GAP VETERAN DEROSA TO BECOME PRESIDENT OF ANN TAYLOR DEC. 9

Byline: David Moin

NEW YORK — Patricia DeRosa, a veteran of Gap and a builder of new businesses, will become president and chief operating officer of Ann Taylor Stores Corp. on Dec. 9.
Since August 1995, she has been executive vice president of Charming Shoppes, where she launched the International Exchange division for moderate men’s, women’s and children’s apparel. Currently, Exchange has just one store, a 13,900-square-foot unit located north of Trenton, N.J. It’s considered a test for future stores and has been compared to Gap’s Old Navy concept.

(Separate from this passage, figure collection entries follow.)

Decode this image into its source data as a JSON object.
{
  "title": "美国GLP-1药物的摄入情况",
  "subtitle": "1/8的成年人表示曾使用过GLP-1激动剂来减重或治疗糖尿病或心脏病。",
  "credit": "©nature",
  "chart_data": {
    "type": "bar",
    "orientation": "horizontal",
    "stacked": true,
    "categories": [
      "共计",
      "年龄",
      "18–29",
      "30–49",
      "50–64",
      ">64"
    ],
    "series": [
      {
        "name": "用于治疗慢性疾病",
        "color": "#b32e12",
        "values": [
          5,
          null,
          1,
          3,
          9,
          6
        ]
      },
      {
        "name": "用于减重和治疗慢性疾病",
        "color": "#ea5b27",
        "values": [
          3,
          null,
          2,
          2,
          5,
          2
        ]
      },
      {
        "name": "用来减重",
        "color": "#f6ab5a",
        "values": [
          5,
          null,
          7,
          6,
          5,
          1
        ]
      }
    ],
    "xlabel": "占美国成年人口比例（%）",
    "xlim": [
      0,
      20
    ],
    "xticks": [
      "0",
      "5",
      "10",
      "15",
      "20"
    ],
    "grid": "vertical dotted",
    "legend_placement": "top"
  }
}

Before that, DeRosa had a long run at Gap. “She was one of Mickey’s kids,” said a source, referring to the team under Millard Drexler, Gap’s chief executive officer and top merchant, who is largely credited for Gap’s phenomenal success in wardrobing America in casual clothes and adeptly reinventing itself over the last two decades.

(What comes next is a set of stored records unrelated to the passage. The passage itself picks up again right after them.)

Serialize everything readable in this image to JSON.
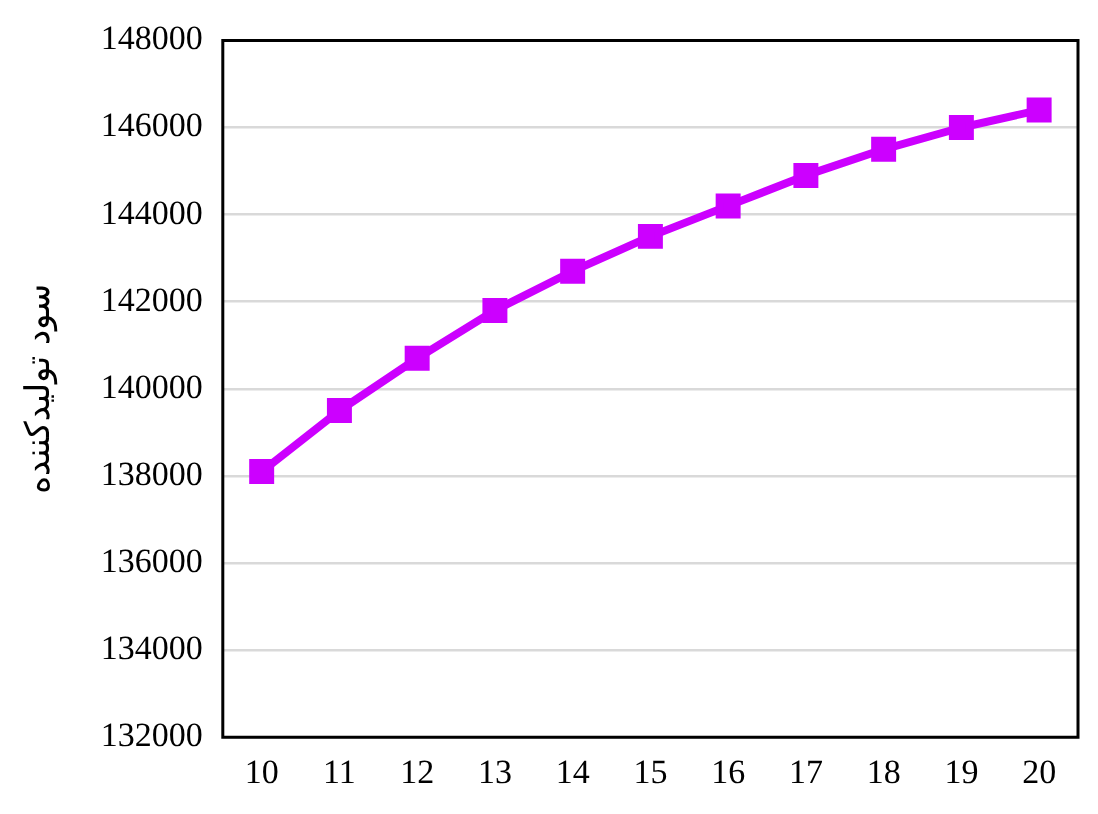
{
  "chart_data": {
    "type": "line",
    "ylabel": "سود تولیدکننده",
    "categories": [
      "10",
      "11",
      "12",
      "13",
      "14",
      "15",
      "16",
      "17",
      "18",
      "19",
      "20"
    ],
    "series": [
      {
        "color": "#cc00ff",
        "values": [
          138100,
          139500,
          140700,
          141800,
          142700,
          143500,
          144200,
          144900,
          145500,
          146000,
          146400
        ]
      }
    ],
    "ylim": [
      132000,
      148000
    ],
    "yticks": [
      132000,
      134000,
      136000,
      138000,
      140000,
      142000,
      144000,
      146000,
      148000
    ],
    "grid": "y",
    "legend": false,
    "marker": "square",
    "line_style": "solid"
  }
}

DeRosa joined Gap in 1975 as a sales associate and rose through the ranks as a merchant. Among her top jobs, she was senior vice president of men’s for the Gap division from 1989 to 1991, Gap division executive vice president (the top slot at the time) from 1991 to 1993 and president of GapKids from 1993 to 1995, where she was charged with expanding the business from 275 to 350 stores. She was also instrumental in launching Gap shoes and Old Navy.
Announcing DeRosa’s appointment, Ann Taylor chairman and ceo J. Patrick Spainhour said in a statement Monday, “From her long and successful experience at the Gap and GapKids, Patti understands how to build a brand and how to manage a vertically integrated design, merchandising and sourcing organization.” DeRosa reports to Spainhour, who oversees finance and operations.

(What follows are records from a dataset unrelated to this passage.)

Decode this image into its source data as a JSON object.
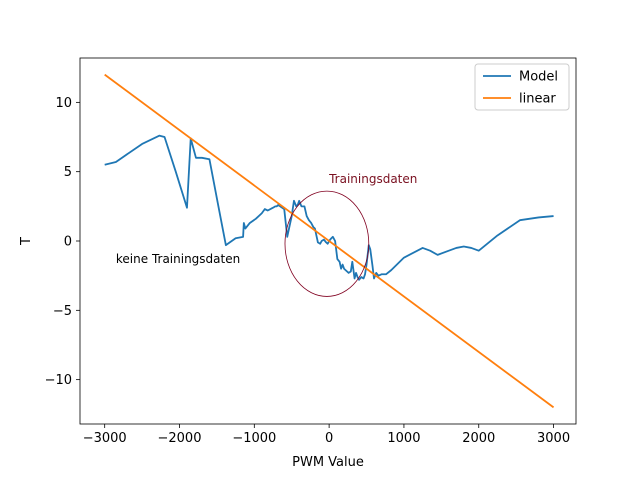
{
  "chart_data": {
    "type": "line",
    "xlabel": "PWM Value",
    "ylabel": "T",
    "xlim": [
      -3330,
      3300
    ],
    "ylim": [
      -13.2,
      13.2
    ],
    "xticks": [
      -3000,
      -2000,
      -1000,
      0,
      1000,
      2000,
      3000
    ],
    "xtick_labels": [
      "−3000",
      "−2000",
      "−1000",
      "0",
      "1000",
      "2000",
      "3000"
    ],
    "yticks": [
      -10,
      -5,
      0,
      5,
      10
    ],
    "ytick_labels": [
      "−10",
      "−5",
      "0",
      "5",
      "10"
    ],
    "grid": false,
    "legend": {
      "position": "top-right",
      "entries": [
        "Model",
        "linear"
      ]
    },
    "series": [
      {
        "name": "Model",
        "color": "#1f77b4",
        "x": [
          -3000,
          -2850,
          -2500,
          -2270,
          -2200,
          -2050,
          -1900,
          -1850,
          -1820,
          -1780,
          -1700,
          -1600,
          -1480,
          -1380,
          -1250,
          -1150,
          -1140,
          -1120,
          -1060,
          -980,
          -900,
          -860,
          -820,
          -750,
          -720,
          -700,
          -680,
          -600,
          -560,
          -500,
          -470,
          -440,
          -420,
          -400,
          -370,
          -330,
          -300,
          -270,
          -240,
          -210,
          -190,
          -150,
          -120,
          -100,
          -70,
          -40,
          -20,
          0,
          30,
          50,
          80,
          110,
          140,
          160,
          180,
          200,
          220,
          260,
          290,
          310,
          340,
          360,
          380,
          400,
          430,
          460,
          480,
          500,
          530,
          550,
          580,
          600,
          630,
          660,
          700,
          760,
          830,
          1000,
          1250,
          1350,
          1450,
          1600,
          1700,
          1800,
          1900,
          2000,
          2250,
          2550,
          2800,
          3000
        ],
        "y": [
          5.5,
          5.7,
          7.0,
          7.6,
          7.5,
          5.0,
          2.4,
          7.4,
          6.8,
          6.0,
          6.0,
          5.9,
          2.5,
          -0.3,
          0.2,
          0.3,
          1.3,
          0.9,
          1.3,
          1.6,
          2.0,
          2.3,
          2.2,
          2.4,
          2.5,
          2.5,
          2.6,
          2.3,
          0.3,
          1.8,
          2.9,
          2.5,
          2.6,
          2.9,
          2.5,
          2.5,
          1.8,
          1.5,
          1.3,
          1.0,
          0.9,
          -0.1,
          -0.2,
          0.0,
          0.1,
          -0.1,
          -0.2,
          0.0,
          0.2,
          0.3,
          0.0,
          -1.3,
          -1.5,
          -2.0,
          -1.7,
          -2.0,
          -2.1,
          -2.3,
          -2.2,
          -1.5,
          -2.7,
          -2.3,
          -2.6,
          -2.8,
          -2.6,
          -2.7,
          -2.4,
          -1.7,
          -0.3,
          -0.6,
          -1.8,
          -2.7,
          -2.3,
          -2.5,
          -2.4,
          -2.4,
          -2.1,
          -1.2,
          -0.5,
          -0.7,
          -1.0,
          -0.7,
          -0.5,
          -0.4,
          -0.5,
          -0.7,
          0.4,
          1.5,
          1.7,
          1.8
        ]
      },
      {
        "name": "linear",
        "color": "#ff7f0e",
        "x": [
          -3000,
          3000
        ],
        "y": [
          12.0,
          -12.0
        ]
      }
    ],
    "annotations": [
      {
        "text": "Trainingsdaten",
        "x": 0,
        "y": 4.2,
        "color": "#7a1020"
      },
      {
        "text": "keine Trainingsdaten",
        "x": -2850,
        "y": -1.6,
        "color": "#000000"
      }
    ],
    "ellipse": {
      "cx": -30,
      "cy": -0.2,
      "rx": 560,
      "ry": 3.8,
      "color": "#800020"
    }
  }
}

At Ann Taylor, she succeeds Sally Frame Kasaks, who was ousted last summer, some think prematurely. Ironically, since her departure, Ann Taylor has performed well, and some of her remerchandising efforts paid off in the third quarter. In fact, the chain reported some of the strongest comparable-store sales of any major retailer in the period. For the quarter, Ann Taylor posted earnings per share of 21 cents, up from 3 cents in last year’s quarter. Sales rose 19 percent to $213 million. Same-store sales were up 12.6 percent, coming off an 11.3 percent drop the year before.
However, sources cited Ann Taylor’s roller-coaster performance over the longer term and the steady exodus of top executives from Kasaks’ team.
Market experts say Ann Taylor’s merchandise quality this fall is improved and there’s more of what the traditional Ann Taylor shopper wants to buy, in casual and career wear, outfits and basics that tend to be all a little different from other store offerings.
The chain has been under pressure to find a new president quickly because of the need to get started developing the fall 1997 assortments and bolster the stock price. Ann Taylor stock closed Monday at 21 1/8, up 1/2 on the New York Stock Exchange. The stock has traded as high as 24 1/4 and as low as 9 1/4 in the past 12 months.
Reportedly, about 70 names were drawn up early in the search, which lasted 2 1/2 months and was conducted by Hal Reiter, president of Herbert Mines Associates.
While many on Wall Street approved of DeRosa’s appointment, announced Monday, it still came as somewhat of a surprise. Her experience at Gap and Charming kept her relatively low-profile, working under the shadow of Drexler at Gap and Dorritt Bern, the Charming ceo. More often, it was the marquee names in retailing that were rumored to be candidates for the Ann Taylor post, among them Jeane Jackson, Banana Republic president, though Gap is known for keeping a tight grip on its executives.
“DeRosa was not on the original rumor list of expectations, but more recently her name was bandied about,” said Maura Hunter Byrne, J.P. Morgan Securities, retail analyst. “It probably had to do with the fact that Mr. Spainhour was the Gap’s senior vice president of sourcing from 1988 to 1993.” Spainhour and DeRosa worked together at Gap for five years.
Byrne said DeRosa has “an interesting background to keep Ann Taylor on track. She needs to add some bench strength to the merchandising team. They’ve lost some people over the past couple of years and primarily promoted from within. Her first order of business would be to assess the breadth and depth of the merchandise team.”
“She may have some different ideas on how to run the business, but Ann Taylor still is a very strong brand,” added Thomas Filandro, senior vice president, retail analyst, Gerard Klauer Mattison & Co. “It still commands very high loyalty. I think the real key is to maintain strict controls on quality and intensifying less-structured and more casual assortments.”
DeRosa said in a statement that the 311-unit Ann Taylor “can build on its successes and be even more successful in the future.”